Roadhouse su Tik Tok per attrarre i giovanissimi

Roadhouse, al passo coi tempi e sempre attenta a tutti i segmenti di pubblico, sbarca su TikTok, la piattaforma basata sul lip-sync che permette di caricare e condividere brevi video, particolarmente utilizzata dalla Gen Z (i ragazzi nati dopo il 1995), consente a tutti di diventare creatori usando semplicemente lo smartphone e incoraggiandoli a condividere le loro passioni, in particolare attraverso challenge specifiche.

Il progetto prevede la partecipazione di alcuni tra i giovani talent nazionali più noti che coinvolgeranno i loro fan nell’interpretazione della coreografia della #RibsDance, su una colonna sonora originale prodotta appositamente per Roadhouse.

La scelta del naming “Ribs Dance” si ispira a uno dei piatti più iconici di Roadhouse, molto apprezzato dai ragazzi.

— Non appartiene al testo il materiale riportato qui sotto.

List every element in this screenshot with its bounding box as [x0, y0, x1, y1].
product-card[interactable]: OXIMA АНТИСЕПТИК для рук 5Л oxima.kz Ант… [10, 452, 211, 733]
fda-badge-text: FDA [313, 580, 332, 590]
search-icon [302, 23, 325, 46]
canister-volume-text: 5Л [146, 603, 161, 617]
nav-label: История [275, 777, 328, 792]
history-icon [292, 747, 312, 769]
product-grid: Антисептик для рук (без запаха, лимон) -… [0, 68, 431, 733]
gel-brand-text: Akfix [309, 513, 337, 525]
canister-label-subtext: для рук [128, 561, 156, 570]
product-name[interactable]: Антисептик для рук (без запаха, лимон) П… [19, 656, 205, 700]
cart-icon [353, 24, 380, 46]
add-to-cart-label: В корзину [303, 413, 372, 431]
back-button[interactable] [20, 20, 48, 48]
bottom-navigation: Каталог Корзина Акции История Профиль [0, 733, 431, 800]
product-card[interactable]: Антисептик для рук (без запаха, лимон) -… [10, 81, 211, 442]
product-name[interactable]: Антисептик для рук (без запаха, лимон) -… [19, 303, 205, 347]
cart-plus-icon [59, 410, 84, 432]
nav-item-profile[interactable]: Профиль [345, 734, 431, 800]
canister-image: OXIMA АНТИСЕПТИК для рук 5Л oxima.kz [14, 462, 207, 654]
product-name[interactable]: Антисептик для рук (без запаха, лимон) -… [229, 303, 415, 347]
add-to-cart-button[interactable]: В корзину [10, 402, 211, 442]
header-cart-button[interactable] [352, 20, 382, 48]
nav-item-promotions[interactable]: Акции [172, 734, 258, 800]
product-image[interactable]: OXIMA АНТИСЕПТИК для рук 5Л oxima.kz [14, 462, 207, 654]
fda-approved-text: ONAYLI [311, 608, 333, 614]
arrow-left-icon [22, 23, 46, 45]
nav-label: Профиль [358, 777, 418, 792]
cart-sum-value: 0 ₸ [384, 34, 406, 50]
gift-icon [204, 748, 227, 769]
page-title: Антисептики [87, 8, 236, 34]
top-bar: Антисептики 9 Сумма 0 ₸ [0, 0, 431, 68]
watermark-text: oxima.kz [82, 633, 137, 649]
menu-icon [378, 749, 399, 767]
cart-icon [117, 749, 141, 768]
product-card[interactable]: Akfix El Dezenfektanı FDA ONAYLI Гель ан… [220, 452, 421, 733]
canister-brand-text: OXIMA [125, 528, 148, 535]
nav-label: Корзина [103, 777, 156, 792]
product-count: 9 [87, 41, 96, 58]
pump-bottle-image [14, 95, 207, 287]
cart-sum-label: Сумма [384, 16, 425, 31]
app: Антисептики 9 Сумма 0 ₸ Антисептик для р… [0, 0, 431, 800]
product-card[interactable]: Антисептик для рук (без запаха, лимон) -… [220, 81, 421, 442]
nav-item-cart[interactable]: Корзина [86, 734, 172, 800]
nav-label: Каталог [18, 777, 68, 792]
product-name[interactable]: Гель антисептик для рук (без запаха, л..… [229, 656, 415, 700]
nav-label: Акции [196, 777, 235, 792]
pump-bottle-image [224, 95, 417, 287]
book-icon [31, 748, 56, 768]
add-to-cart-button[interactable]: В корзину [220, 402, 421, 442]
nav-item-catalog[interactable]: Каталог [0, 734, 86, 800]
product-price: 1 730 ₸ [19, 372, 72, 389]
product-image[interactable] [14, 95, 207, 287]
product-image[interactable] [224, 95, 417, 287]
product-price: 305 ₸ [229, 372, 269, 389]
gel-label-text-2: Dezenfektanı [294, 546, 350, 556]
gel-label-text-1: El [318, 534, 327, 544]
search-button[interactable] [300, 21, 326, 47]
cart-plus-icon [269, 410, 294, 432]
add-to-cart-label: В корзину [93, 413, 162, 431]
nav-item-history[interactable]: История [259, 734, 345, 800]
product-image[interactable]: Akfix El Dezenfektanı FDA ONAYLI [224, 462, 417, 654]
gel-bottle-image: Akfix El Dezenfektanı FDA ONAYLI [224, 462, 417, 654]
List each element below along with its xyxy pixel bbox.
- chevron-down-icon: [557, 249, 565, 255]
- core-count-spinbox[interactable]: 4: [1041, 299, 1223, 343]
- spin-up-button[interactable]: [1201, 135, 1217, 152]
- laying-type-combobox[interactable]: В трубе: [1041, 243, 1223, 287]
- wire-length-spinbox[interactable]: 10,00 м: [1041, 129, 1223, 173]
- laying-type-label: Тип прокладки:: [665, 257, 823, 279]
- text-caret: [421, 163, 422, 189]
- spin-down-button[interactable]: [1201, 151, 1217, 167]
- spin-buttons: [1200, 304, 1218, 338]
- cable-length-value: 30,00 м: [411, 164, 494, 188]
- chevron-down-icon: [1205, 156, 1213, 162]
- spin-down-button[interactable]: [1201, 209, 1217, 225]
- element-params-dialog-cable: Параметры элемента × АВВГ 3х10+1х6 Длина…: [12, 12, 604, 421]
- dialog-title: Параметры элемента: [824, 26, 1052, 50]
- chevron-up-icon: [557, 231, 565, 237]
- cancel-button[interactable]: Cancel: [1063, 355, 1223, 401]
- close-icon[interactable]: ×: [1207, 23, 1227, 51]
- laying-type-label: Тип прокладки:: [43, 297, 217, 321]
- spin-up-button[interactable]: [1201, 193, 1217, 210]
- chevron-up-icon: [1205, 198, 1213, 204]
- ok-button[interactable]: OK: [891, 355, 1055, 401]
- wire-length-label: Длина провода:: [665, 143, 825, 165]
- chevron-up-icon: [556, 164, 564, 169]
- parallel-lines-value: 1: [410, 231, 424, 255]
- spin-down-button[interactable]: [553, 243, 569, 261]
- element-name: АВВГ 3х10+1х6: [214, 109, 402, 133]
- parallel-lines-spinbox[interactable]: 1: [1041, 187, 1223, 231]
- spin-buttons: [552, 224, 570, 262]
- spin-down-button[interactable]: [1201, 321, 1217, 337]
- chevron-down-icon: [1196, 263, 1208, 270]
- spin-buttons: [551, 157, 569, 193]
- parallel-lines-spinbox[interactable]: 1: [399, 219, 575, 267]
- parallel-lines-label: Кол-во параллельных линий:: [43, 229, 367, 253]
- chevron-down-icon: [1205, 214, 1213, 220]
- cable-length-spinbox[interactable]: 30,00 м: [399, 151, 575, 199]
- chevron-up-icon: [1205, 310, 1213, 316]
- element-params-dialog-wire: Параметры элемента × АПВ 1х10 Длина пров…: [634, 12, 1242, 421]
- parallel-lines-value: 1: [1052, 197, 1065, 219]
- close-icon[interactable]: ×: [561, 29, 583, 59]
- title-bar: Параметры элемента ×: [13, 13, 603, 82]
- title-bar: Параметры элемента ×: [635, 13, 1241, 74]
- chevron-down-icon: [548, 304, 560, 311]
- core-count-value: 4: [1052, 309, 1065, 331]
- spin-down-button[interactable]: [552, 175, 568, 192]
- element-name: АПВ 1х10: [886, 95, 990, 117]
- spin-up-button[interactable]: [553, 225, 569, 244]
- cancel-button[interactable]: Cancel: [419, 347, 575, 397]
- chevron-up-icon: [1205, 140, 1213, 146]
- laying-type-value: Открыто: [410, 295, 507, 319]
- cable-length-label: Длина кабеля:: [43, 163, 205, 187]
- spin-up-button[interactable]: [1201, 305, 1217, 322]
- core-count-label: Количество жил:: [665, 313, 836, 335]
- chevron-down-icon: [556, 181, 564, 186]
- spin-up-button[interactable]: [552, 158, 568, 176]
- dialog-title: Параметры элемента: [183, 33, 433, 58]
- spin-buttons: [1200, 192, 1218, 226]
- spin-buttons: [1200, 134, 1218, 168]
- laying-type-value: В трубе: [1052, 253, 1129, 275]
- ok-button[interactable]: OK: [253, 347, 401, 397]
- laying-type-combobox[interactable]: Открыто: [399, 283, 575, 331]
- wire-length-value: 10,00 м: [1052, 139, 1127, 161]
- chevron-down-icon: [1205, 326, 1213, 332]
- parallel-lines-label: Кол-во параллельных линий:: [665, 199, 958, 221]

La coreografia mima gesti che rimandano alla tavola, mentre la musica punta a invogliare gli utenti a scatenarsi nel ballo grazie al ritmo incalzante.

I risultati sono o decisamente interessanti: in due settimane il profilo ha raggiunto  2.000 follower e  240 sono le sfide che i ragazzi hanno raccolto condividendo la loro coregrafia.

Molto interessante il dato sull’hashtag #RibsDance che ha raggiunto 1.000.000 di visualizzazioni.

TikTok è al momento la piattaforma social con la crescita maggiore sul mercato”, commenta Silvia Sacchetti, Digital Marketing Manager di Roadhouse Restaurant.Uno spazio che i ragazzi scelgono e vivono in modo totalmente differente, più attivo e creativo, rispetto a Instagram (Facebook è ormai fuori dalle loro abitudini digitali). I food brand su TikTok non sono ancora presenti e i ragazzi della Gen Z sono per noi altamente esplorabili su questa piattaforma che ci sta permettendo di conoscerli più da vicino e al contempo di comunicare in modo fresco la nostra identità.  Roadhouse da sempre cerca di anticipare i trend, non solo nella ristorazione e nel servizio al cliente ma anche sul digital marketing: è infatti la prima catena di ristoranti in Italia ad aprirsi a questa piattaforma. Radhouse mi ha permesso di sperimentare e interpretare il digital con coraggio: il social marketing non può ridursi soltanto a una battaglia di prodotti”.